Mecca menelan ludah. Belum juga ia menyelesaikan kalimatnya, laki – laki ini sudah bilang maaf. Apa jangan – jangan ia punya indera ke enam?

“kamu terlalu menikmati pesonaku sih, makanya sampai lupa bilang mau minum yang dingin. Ya kan?” Rendra menyikut lengan Mecca sambil tertawa.

Mecca membulatkan matanya diikuit dengan ekspresi oh my God-nya.

“GR banget sih?” Mecca memonyongkan bibirnya.

“tidak ada larangan untuk GR bagi orang yang merasa dirinya memang keren” kata Rendra diikuti dengan satu kedipan jahil dari matanya kemudian menaik – naikkan kedua alisnya.

Mecca menarik kepalanya, kemudian mengedip – ngedipkan matanya dan disusul dengan ekspresi oh my God-nya. Ia tidak habis pikir kalau ternyata tidak semua orang keren itu menyenangkan dan benar – benar keren perilakunya. Ada juga yang ternyata sadar dengan kekerenannya dan besar kepala seperti laki – laki di sampingnya ini.

“oke oke, sudah. Lupakan saja cappuccino panas atau dingin itu. ngomong – ngomong kamu umur berapa sih?” kata Rendra sambil mengeluarkan beberapa potong kertas -yang sepertinya brosur- ke atas meja. Mecca sempat melihat tulisan di kertas – kertas itu ketika Rendra meletakkannya tidak jauh dari jangkauan matanya meskipun dengan font tulisan ukuran 12 sekalipun.

“kamu…….????” Mecca menunjuk hidung Rendra.

yes……” jawab Rendra asal – asalan.

“kok udah bilang yes? Emang kamu tahu aku mau ngomong apa?” Tanya Mecca heran.

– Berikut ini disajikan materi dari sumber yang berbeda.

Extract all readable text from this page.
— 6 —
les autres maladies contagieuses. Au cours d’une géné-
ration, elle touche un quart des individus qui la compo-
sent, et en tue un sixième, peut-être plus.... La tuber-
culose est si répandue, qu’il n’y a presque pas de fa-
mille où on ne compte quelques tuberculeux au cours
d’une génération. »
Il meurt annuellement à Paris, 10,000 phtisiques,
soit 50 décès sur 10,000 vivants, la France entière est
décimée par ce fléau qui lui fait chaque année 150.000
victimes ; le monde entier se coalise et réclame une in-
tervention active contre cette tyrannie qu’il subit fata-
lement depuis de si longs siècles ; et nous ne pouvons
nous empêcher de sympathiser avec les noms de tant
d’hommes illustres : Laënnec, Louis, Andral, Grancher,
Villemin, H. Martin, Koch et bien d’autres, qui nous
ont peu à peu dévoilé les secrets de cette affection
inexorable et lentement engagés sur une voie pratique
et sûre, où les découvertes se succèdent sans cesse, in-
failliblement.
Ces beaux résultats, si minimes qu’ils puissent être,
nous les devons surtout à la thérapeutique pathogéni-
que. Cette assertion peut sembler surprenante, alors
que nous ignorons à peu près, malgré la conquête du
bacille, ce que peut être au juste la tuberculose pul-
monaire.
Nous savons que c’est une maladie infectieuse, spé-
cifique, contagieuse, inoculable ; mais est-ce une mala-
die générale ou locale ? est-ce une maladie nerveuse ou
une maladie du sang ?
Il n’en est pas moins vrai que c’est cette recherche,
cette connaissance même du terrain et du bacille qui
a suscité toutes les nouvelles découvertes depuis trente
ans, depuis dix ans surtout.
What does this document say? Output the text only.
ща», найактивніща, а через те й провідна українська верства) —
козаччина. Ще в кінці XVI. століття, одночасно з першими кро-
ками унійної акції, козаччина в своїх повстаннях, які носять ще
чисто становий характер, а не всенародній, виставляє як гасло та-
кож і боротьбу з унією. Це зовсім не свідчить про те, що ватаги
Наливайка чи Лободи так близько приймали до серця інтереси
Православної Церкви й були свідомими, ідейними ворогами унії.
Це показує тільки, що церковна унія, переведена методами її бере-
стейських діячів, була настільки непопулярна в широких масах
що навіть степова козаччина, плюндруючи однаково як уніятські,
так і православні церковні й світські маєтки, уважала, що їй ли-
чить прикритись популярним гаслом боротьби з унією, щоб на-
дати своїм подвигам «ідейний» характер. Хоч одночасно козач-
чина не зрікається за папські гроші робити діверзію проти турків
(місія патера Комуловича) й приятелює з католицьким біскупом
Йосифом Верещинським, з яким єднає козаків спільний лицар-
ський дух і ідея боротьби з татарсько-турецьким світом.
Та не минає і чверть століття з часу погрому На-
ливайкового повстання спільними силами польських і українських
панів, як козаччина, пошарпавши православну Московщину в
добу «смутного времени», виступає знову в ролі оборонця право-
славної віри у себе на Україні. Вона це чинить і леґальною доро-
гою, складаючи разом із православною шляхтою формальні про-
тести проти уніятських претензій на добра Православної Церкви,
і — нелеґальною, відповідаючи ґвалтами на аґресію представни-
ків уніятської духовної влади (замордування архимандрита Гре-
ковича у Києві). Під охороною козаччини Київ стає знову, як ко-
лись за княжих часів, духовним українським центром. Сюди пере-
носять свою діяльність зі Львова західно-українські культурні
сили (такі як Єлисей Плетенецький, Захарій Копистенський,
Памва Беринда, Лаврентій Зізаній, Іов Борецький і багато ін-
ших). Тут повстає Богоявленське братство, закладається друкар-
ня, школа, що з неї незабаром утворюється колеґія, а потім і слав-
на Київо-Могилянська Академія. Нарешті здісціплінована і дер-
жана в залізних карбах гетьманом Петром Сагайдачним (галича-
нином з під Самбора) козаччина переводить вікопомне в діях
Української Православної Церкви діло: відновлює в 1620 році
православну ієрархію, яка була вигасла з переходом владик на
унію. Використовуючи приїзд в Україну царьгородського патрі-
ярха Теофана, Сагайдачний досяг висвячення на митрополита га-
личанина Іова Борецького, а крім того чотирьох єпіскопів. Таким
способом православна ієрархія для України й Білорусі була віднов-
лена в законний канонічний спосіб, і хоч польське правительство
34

“nggak tau sih, asal jawab aja. Kan “yes” berarti positif. Kalau “no” kan negatif. Nah, mending berpikir yang positif kan daripada negatif. Hehehe. Siapa tau kamu menawariku untuk jadi pacar kamu??” jawab Rendra cengengesan.

Mecca menepuk dahinya lagi. Laki – laki kemarin itu cueknya kelewatan, dan laki – laki ini bicaranya kelewatan.

“Ya Tuhan…. Mama?!!!!?” Mecca berteriak sambil meremas kepalanya.

“sudah sudah…. Mecca yang cantik… berikan kesempatan untuk bang Rendra ngomong ya….” Rendra mengulas senyum mautya. Dan demi Tuhan, Mecca tidak bisa berbohong bahwa senyum laki – laki itu memang begitu menawan. Namun, apa yang ia tulis kontan membuat kepala Mecca nyaris pecah.

Mecca melorotkan duduknya setelah sebelumnya menghela napas yang sangat berat dan menepuk dahinya. Sesaat kemudian HP Mecca berbunyi. Dari Mama,

Ca, laki – laki yang mau Mama kenalkan ke kamu nggak jadi dateng. Dia ada acara di luar kota.
Sepertinya Mecca mau pingsan setelah membaca sms dari Mamanya.

“oya, kamu sudah ikut asuransi belum?” Tanya Rendra santai. Tapi pertanyaan itu membuat Mecca menepuk keras – keras dahinya.